Au nom du Très-Haut, qui es-tu?

ESPRIT, riant

Ah! ah! ah!

JAPHET

Par tout ce qu'il y a de plus saint sur la terre, parle!

ESPRIT, riant

Ah! ah!

JAPHET

Par le déluge qui approche! par la terre qui va s'engloutir dans l'Océan! par les abîmes qui vont ouvrir toutes leurs fontaines! par le ciel qui convertira ses nuages en mer et par le Tout-Puissant qui crée et détruit! parle, et réponds-moi, effroyable habitant des ombres, être inconnu, indistinct et terrible. Pourquoi jettes-tu ces hideux éclats de rire?

ESPRIT

Pourquoi pleures-tu?

JAPHET

Pour la terre et tous ses enfans.

ESPRIT

Ah! ah! ah! (Il s'évanouit.)

JAPHET

Comme le démon se réjouit des tortures d'un monde et de la prochaine désolation d'un globe sur lequel le soleil va cesser de répandre et d'alimenter la vie! Toute la terre sommeille, et tous ceux qui respirent sur elle sont assoupis à la veille de la mort. Pourquoi veilleraient-ils en effet pour se trouver en face d'elle? Mais qui vois-je là, regardant comme la mort vivante et prononçant des paroles faites pour accompagner les funérailles du monde? Ils viennent comme des nuages.

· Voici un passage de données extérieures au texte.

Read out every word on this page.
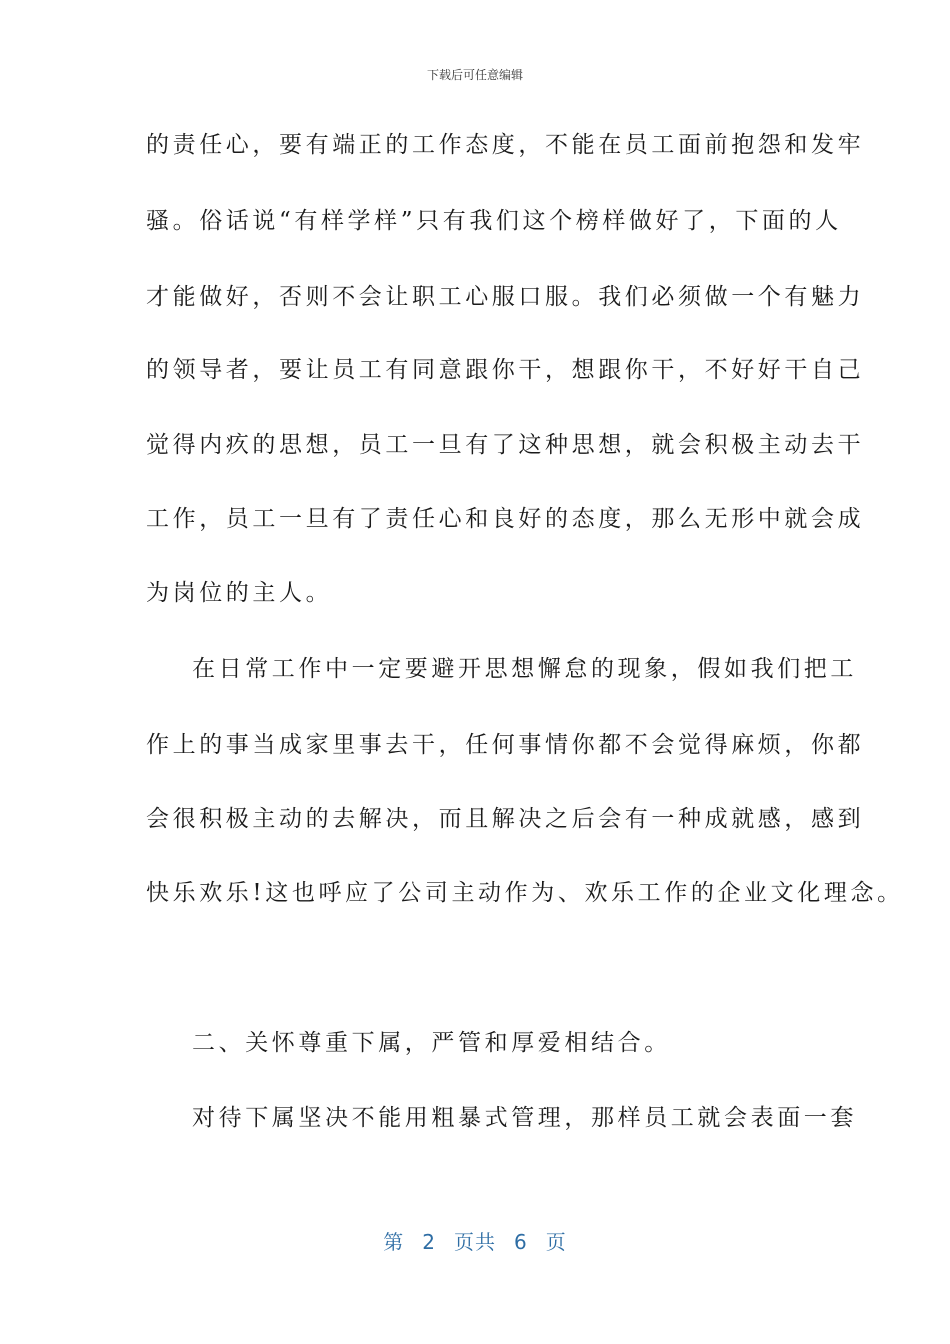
下载后可任意编辑
的责任心，要有端正的工作态度，不能在员工面前抱怨和发牢
骚。俗话说“有样学样”只有我们这个榜样做好了，下面的人
才能做好，否则不会让职工心服口服。我们必须做一个有魅力
的领导者，要让员工有同意跟你干，想跟你干，不好好干自己
觉得内疚的思想，员工一旦有了这种思想，就会积极主动去干
工作，员工一旦有了责任心和良好的态度，那么无形中就会成
为岗位的主人。
在日常工作中一定要避开思想懈怠的现象，假如我们把工
作上的事当成家里事去干，任何事情你都不会觉得麻烦，你都
会很积极主动的去解决，而且解决之后会有一种成就感，感到
快乐欢乐!这也呼应了公司主动作为、欢乐工作的企业文化理念。
二、关怀尊重下属，严管和厚爱相结合。
对待下属坚决不能用粗暴式管理，那样员工就会表面一套
第 2 页共 6 页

(Divers Esprits passent devant la caverne.)
ESPRITS

Allégresse! la race abhorrée qui ne put, dans Éden, conserver sa haute place, et qui se laissa prendre à la voix de la science sans en avoir la mission, approche de l'heure de la mort. Ni retard, ni exception; elle ne périra pas par l'épée, par désespoir, par vieillesse, par déchirement de cœur, par l'action nivelante du tems. Écoutez! Voici sa dernière matinée. La terre sera tout océan! Nul souffle, hors celui des vents sur la vague immense. Les anges déploieront leurs ailes; ils ne trouveront plus de lieu de repos, pas même un roc dont la pointe surmonte la tombe liquide, pour désigner la place où le dernier désespéré sera mort après avoir long-tems espéré le reflux qui ne sera pas venu. Tout sera net, détruit; un autre élément sera le maître de la vie, les fils abhorrés de la boue seront exterminés, et la terre ne gardera de ces mille couleurs qu'un azur sans contraste; nulle de ces nombreuses montagnes, ou de ces vastes plaines, ne conservera sa forme; le cèdre et le pin abandonneront leur séjour; tout sera englouti dans la source universelle: hommes, terre et feu, tout mourra, et l'œil éternel contemplera la mer et le firmament sans y retrouver un souvenir de vie. Qui pourrait, sur l'écume, exiger maintenant une demeure?

JAPHET, s'avançant

Ce sera mon père! La race de la terre n'expirera pas: seulement le crime disparaîtra de la face du jour. Fuyez, insultans démons de l'abîme, vous dont la joie hideuse gronde lorsque Dieu détruit ce que vous-mêmes n'oseriez détruire. Hâtez-vous de fuir, rentrez dans vos cavernes profondes, jusqu'à ce que les vagues vous poursuivent dans vos derniers asiles, et fassent ressortir votre maudite race pour la rouler sur l'aile des vents dans l'immensité de l'infini.

ESPRITS

Fils de l'élu, quand toi et les tiens auront bravé le vaste et furieux élément; quand la grande barrière de l'abîme sera refermée, seras-tu, toi et les tiens, meilleurs ou plus heureux? – Non; votre terre et votre race nouvelles seront encore un assemblage de malheurs. – Moins beaux dans leurs formes, moins surchargés d'années que les géans qui font encore en ce moment la gloire du monde, fils du ciel, nés de quelque mère mortelle, vous n'aurez hérité que des pleurs du tems passé. Et ne rougis-tu pas de leur survivre ainsi; de manger, de boire et de te marier après eux? Ton cœur est-il assez bas, assez avili pour pouvoir entendre nommer cette immense destruction sans avoir assez de chagrin ou plutôt de courage pour préférer devenir la proie des vagues, à la honte d'accepter un asile auprès de ton heureux père, et de bâtir une ville sur le sépulcre de la terre inondée? Quel autre qu'un être bas et inepte, voudrait survivre à son espèce? La mienne déteste la tienne comme étant dans l'univers d'un autre ordre; mais, parmi nous, il n'est pas un seul qui n'eût laissé dans les cieux un trône vide pour aller demeurer dans les ténèbres plutôt que de voir ses compagnons souffrir seuls. Va-t'en, malheureux! va donner une existence comme la tienne à d'autres malheureux; vis, et quand les flots destructeurs mugiront sur leur ouvrage, toi, porte envie aux patriarches géans qui ne seront plus, maudis ton père pour leur avoir survécu, et toi-même pour être son fils!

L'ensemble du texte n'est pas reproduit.